Here are the settings of most of the programs installed on the machine. And it is always here that you can find “orphan” information after uninstalling an application.

Of course, as explained in the article, program settings can be stored in other areas of the registry and % appdata%, % localappdata% folders.and % programdata%, but this registry key should be checked if in doubt.

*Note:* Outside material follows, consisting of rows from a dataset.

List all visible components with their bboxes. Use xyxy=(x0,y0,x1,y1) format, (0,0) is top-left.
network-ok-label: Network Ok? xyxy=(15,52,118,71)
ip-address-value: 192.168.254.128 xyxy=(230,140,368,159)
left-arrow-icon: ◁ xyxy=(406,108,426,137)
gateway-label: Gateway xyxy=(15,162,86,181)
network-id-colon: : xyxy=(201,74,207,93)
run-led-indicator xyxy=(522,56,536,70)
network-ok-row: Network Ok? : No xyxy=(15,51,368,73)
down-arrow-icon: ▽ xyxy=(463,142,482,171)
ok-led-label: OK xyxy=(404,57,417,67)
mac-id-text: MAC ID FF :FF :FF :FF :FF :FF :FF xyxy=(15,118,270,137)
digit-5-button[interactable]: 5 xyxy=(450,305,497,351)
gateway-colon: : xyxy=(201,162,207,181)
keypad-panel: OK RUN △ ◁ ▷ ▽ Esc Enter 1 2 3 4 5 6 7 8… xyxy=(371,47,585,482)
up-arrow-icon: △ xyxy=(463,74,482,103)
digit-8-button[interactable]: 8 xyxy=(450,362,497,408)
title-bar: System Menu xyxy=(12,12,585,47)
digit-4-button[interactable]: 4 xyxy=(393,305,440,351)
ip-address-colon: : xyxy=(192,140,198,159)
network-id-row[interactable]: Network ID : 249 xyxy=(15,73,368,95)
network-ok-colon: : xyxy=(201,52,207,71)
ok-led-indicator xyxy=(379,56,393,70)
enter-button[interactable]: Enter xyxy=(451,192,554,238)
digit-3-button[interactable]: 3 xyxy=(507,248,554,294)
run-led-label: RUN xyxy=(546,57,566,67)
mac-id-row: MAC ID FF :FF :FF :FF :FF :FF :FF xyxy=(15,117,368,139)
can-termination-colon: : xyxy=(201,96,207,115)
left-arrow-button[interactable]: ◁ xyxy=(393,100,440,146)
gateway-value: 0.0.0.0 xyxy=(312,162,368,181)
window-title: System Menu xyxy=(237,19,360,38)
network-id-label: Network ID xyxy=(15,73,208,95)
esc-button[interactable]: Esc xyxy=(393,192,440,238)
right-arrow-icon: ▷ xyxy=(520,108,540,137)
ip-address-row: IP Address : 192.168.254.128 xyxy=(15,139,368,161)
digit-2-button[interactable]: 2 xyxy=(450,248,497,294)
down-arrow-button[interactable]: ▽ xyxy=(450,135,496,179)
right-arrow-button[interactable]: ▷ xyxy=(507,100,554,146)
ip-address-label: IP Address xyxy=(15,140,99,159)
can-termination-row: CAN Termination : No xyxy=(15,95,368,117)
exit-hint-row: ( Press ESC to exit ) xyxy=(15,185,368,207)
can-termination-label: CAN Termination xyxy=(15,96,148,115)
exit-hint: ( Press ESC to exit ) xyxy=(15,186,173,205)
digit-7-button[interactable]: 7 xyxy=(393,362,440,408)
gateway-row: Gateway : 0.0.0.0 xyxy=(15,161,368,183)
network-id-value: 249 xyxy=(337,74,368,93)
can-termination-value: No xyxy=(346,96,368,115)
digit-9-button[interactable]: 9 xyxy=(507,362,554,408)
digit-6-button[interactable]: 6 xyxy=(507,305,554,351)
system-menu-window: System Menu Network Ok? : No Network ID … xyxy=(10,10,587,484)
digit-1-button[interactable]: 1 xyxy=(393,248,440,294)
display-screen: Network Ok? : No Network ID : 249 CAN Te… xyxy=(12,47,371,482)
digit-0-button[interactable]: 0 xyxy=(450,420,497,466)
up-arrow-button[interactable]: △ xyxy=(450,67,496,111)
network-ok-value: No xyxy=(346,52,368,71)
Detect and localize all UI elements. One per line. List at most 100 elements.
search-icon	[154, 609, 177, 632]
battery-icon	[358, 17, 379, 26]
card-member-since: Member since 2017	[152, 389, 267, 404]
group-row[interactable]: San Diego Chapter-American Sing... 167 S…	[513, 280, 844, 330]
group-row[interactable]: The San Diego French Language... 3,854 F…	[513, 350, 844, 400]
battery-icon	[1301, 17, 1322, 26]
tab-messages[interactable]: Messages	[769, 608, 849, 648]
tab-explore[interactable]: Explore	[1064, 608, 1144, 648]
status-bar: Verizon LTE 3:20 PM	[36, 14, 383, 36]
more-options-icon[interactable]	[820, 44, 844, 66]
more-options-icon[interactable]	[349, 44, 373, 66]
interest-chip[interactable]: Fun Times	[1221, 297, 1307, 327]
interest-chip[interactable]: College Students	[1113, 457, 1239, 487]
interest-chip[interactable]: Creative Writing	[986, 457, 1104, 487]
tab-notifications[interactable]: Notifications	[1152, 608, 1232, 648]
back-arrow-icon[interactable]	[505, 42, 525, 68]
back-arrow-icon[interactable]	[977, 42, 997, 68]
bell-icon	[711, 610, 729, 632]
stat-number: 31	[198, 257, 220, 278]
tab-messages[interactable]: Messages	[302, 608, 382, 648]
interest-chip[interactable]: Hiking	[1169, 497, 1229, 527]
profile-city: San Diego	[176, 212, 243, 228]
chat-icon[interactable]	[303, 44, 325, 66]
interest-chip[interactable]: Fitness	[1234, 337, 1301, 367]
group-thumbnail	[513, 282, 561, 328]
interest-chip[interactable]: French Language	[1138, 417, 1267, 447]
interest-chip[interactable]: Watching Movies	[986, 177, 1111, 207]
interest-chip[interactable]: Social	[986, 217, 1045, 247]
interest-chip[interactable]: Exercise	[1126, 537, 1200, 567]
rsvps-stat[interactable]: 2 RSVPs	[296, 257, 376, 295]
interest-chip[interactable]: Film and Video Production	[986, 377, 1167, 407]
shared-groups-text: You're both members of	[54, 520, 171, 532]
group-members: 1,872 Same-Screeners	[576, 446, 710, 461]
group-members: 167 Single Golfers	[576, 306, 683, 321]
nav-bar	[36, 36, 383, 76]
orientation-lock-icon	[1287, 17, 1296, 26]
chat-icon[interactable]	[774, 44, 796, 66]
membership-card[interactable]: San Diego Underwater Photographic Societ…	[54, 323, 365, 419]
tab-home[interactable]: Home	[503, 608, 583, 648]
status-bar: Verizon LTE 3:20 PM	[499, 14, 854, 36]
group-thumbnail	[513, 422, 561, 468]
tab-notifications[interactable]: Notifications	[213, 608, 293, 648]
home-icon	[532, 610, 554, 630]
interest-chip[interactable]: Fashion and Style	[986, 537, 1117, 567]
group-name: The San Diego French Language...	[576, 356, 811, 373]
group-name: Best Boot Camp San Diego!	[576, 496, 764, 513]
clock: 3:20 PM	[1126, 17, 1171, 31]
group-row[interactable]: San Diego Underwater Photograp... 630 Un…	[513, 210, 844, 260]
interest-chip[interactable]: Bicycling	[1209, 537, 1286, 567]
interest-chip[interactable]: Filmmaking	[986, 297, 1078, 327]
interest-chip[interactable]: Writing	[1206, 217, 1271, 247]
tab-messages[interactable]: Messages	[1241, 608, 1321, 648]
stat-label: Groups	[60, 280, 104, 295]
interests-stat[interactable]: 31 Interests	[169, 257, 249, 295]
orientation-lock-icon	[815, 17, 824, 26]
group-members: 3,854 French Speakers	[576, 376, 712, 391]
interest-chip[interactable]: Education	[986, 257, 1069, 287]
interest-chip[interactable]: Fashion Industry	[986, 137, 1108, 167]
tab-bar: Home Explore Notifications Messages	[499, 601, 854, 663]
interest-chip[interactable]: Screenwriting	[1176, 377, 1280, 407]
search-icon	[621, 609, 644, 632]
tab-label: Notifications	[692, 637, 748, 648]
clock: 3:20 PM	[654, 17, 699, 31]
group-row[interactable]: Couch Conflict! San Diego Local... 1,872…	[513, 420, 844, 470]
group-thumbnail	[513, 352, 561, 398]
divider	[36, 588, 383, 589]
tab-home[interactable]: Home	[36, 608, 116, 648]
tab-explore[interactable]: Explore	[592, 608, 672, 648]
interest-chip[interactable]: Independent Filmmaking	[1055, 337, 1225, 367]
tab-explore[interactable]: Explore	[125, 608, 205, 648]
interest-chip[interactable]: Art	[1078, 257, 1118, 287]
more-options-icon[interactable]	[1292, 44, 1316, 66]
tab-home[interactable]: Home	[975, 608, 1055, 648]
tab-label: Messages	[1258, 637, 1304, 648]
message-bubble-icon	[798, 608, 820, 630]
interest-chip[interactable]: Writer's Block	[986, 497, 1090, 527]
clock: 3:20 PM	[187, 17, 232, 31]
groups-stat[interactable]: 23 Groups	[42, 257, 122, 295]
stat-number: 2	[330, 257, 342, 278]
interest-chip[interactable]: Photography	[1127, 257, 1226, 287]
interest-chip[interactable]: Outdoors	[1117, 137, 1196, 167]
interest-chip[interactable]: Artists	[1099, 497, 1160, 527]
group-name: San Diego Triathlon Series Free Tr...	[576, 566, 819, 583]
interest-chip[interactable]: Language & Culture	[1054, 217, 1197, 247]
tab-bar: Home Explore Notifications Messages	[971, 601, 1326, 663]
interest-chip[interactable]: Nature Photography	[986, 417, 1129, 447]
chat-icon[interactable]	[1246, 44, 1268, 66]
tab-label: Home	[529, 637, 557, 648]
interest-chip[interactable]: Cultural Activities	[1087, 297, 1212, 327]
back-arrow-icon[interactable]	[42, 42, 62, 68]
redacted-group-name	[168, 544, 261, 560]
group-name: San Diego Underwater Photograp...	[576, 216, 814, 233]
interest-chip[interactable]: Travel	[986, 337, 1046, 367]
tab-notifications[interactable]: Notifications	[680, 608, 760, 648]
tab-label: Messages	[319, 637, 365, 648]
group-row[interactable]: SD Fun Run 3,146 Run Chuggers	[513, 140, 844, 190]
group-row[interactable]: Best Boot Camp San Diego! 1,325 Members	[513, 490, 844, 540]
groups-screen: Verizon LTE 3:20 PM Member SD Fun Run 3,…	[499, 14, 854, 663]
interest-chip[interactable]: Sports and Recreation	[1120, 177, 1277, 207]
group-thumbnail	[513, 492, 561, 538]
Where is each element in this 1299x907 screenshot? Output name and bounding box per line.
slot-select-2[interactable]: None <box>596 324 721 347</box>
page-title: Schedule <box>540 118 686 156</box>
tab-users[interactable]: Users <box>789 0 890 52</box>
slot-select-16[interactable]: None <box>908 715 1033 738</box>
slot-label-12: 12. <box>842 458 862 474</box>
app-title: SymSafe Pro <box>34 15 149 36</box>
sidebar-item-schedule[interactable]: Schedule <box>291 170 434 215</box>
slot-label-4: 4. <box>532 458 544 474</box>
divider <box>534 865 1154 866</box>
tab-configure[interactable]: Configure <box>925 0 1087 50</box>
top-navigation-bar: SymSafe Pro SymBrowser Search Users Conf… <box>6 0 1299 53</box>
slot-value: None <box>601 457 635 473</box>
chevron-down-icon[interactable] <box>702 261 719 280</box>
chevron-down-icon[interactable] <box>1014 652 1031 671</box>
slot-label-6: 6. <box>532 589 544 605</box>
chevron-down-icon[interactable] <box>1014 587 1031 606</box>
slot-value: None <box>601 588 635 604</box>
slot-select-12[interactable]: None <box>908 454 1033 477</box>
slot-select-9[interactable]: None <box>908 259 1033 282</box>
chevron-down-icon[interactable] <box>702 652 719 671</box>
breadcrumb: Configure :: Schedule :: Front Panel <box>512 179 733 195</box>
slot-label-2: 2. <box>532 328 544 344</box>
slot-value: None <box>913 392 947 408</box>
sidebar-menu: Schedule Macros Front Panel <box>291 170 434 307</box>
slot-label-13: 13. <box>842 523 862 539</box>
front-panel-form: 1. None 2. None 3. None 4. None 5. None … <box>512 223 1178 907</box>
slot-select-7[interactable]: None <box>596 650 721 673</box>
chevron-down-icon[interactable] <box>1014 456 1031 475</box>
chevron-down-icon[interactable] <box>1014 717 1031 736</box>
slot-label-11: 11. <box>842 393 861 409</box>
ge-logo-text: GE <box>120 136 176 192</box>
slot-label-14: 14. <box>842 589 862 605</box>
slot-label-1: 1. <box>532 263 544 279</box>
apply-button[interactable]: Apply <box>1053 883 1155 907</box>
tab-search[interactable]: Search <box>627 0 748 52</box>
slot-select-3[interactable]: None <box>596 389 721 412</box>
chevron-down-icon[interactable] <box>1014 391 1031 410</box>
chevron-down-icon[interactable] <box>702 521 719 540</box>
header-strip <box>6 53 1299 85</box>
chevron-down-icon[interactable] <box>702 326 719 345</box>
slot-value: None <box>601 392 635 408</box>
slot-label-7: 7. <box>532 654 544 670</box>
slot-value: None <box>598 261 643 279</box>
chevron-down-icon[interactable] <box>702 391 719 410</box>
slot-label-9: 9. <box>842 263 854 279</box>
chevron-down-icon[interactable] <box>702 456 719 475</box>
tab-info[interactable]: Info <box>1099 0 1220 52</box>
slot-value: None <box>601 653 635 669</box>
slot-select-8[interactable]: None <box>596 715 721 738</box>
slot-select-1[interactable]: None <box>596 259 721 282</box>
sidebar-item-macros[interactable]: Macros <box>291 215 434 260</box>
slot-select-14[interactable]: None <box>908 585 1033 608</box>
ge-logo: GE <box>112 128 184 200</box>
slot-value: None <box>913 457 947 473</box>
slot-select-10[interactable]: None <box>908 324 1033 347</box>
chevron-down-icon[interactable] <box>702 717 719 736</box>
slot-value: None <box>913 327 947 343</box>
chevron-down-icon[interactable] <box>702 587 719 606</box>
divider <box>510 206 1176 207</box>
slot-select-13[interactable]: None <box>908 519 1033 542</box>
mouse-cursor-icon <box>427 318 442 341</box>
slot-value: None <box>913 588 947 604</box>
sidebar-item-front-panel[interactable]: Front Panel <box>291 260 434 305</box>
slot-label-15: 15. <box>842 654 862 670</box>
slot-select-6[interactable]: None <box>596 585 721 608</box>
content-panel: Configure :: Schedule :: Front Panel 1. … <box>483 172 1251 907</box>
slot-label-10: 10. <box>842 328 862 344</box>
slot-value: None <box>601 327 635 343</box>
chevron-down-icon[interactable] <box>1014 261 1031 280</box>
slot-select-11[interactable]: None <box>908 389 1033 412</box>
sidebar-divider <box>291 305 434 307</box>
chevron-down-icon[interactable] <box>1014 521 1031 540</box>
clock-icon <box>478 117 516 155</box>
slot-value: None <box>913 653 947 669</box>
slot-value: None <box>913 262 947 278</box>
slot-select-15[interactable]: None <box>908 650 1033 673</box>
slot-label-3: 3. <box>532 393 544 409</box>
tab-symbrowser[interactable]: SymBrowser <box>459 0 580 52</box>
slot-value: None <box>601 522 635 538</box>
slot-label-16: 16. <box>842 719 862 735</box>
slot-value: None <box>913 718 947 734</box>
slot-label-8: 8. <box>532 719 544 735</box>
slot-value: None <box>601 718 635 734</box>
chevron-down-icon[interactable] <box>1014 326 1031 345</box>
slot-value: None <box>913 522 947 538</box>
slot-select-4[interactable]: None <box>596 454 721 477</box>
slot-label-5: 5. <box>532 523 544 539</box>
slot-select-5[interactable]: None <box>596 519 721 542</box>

– HKLM Software Microsoft Windows CurrentVersion Run
HKLM Software Microsoft Windows CurrentVersion RunOnce
HKLM SOFTWARE Wow6432Node Microsoft Windows CurrentVersion Run
HKLM Software Microsoft Windows CurrentVersion RunServices
HKLM Software Microsoft Windows CurrentVersion RunServicesOnce
HKCU Software Microsoft Windows CurrentVersion Run
HKCU Software Microsoft Windows CurrentVersion RunOnce
HKCU Software Microsoft Windows CurrentVersion RunServices

Some folders to check when you have problems with one or more files loaded automatically when Windows starts.

To simplify the procedure, we suggest using Autoruns – see the articleHow to remove autorun programs.

– HKCR * shell
HKCR * shellex ContextMenuHandlers
HKCR AllFileSystemObjects ShellEx
HKCR Directory shell
HKCR Directory shellex ContextMenuHandlers

These keys contain most of the references and commands added by the operating system and third-party applications to the Windows context menu.

To simplify its management, instead of interacting directly with the registry through Regedit.

As you can see, in all cases, the registry keys on which you act are those indicated above.
Restore part of the information contained in the registry with “Load hive.”

Regedit consists of a little known function called Load Hive, which can be called up from the File menu.

It allows you to temporarily load another log file, for example, belonging to another Windows installation. By doing so, it will be possible to check its contents and export the data.REG format (and then possibly import them into the current installation).

Imagine dealing with a Windows system that no longer boots or with an OS installation reinstalled on the same machine ( Media Creation Tool and Windows 10 in-place update ).

Useful information can be extracted from the old system registry to reconfigure newly installed applications.

The procedure is explained in the article How to restore Windows 10 without losing data in point 7).